Historical details also involved the interior sets. Goldsmith told Fortune that the crew would change everything from streetlights to stop signs to mail boxes to awnings to make sure the series looked like it was in the correct time period. “For interiors, like a bungalow in a kitchen, we would change out the appliances so that they were correct for the period,” he said. “In a couple of kitchens, we put down linoleum floors that we had printed from patterns we developed ourselves from historic patterns.”

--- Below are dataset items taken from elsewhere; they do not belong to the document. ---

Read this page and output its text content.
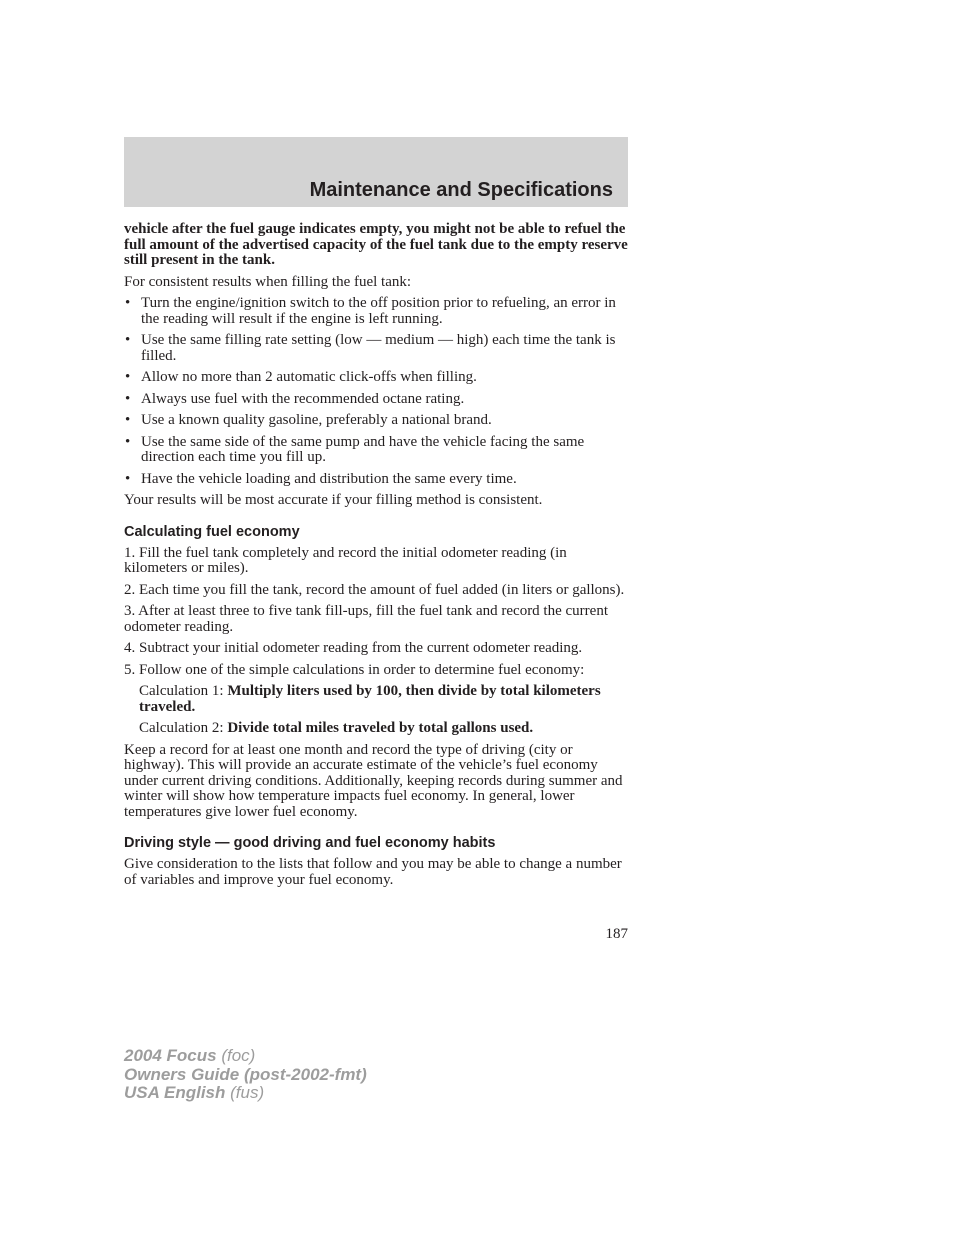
Maintenance and Specifications

vehicle after the fuel gauge indicates empty, you might not be able to refuel the full amount of the advertised capacity of the fuel tank due to the empty reserve still present in the tank.

For consistent results when filling the fuel tank:

• Turn the engine/ignition switch to the off position prior to refueling, an error in the reading will result if the engine is left running.
• Use the same filling rate setting (low — medium — high) each time the tank is filled.
• Allow no more than 2 automatic click-offs when filling.
• Always use fuel with the recommended octane rating.
• Use a known quality gasoline, preferably a national brand.
• Use the same side of the same pump and have the vehicle facing the same direction each time you fill up.
• Have the vehicle loading and distribution the same every time.

Your results will be most accurate if your filling method is consistent.

Calculating fuel economy
1. Fill the fuel tank completely and record the initial odometer reading (in kilometers or miles).
2. Each time you fill the tank, record the amount of fuel added (in liters or gallons).
3. After at least three to five tank fill-ups, fill the fuel tank and record the current odometer reading.
4. Subtract your initial odometer reading from the current odometer reading.
5. Follow one of the simple calculations in order to determine fuel economy:

Calculation 1: Multiply liters used by 100, then divide by total kilometers traveled.

Calculation 2: Divide total miles traveled by total gallons used.

Keep a record for at least one month and record the type of driving (city or highway). This will provide an accurate estimate of the vehicle’s fuel economy under current driving conditions. Additionally, keeping records during summer and winter will show how temperature impacts fuel economy. In general, lower temperatures give lower fuel economy.

Driving style — good driving and fuel economy habits

Give consideration to the lists that follow and you may be able to change a number of variables and improve your fuel economy.

187
2004 Focus (foc)
Owners Guide (post-2002-fmt)
USA English (fus)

As for costumes, the series’ costume designer Emma Potter told Fortune that she looked at paintings, specifically watercolor ones, done in the 1930s Los Angeles to inspire the color and texture palette seen in the series. He research also included looking at documentary photography, newspapers and film studio portraits from that time period.
While coming up with costumes, Potter looked at paintings—particularly watercolors—done in Los Angeles during the ’30s, which helped determine the color palette and textures seen on-screen. She also looked at a mix of documentary photography, newspapers, and film studio portraits of that period.“So many of those characters have that kind of one side that people see, and then this other side that was hidden,” Potter said.
Potter used Sister Alice (Tatiana Maslany) as an example. The character is an evangelical preacher who wears specific types of gowns in the series. For Sister Alice, Potter was inspired by Sister Aimee Semple McPherson, a real-life evangelical figure from the 1900s.
“I remember reading this note that said that she had often had her stage gowns made by people who designed costumes for the movies,” Potter said. “And that really inspired this idea of wanting to have these kind of luxurious or figure-hugging fluid gowns that she wore.”
Perry Mason airs on HBO on Sundays at 9 p.m. ET / PT.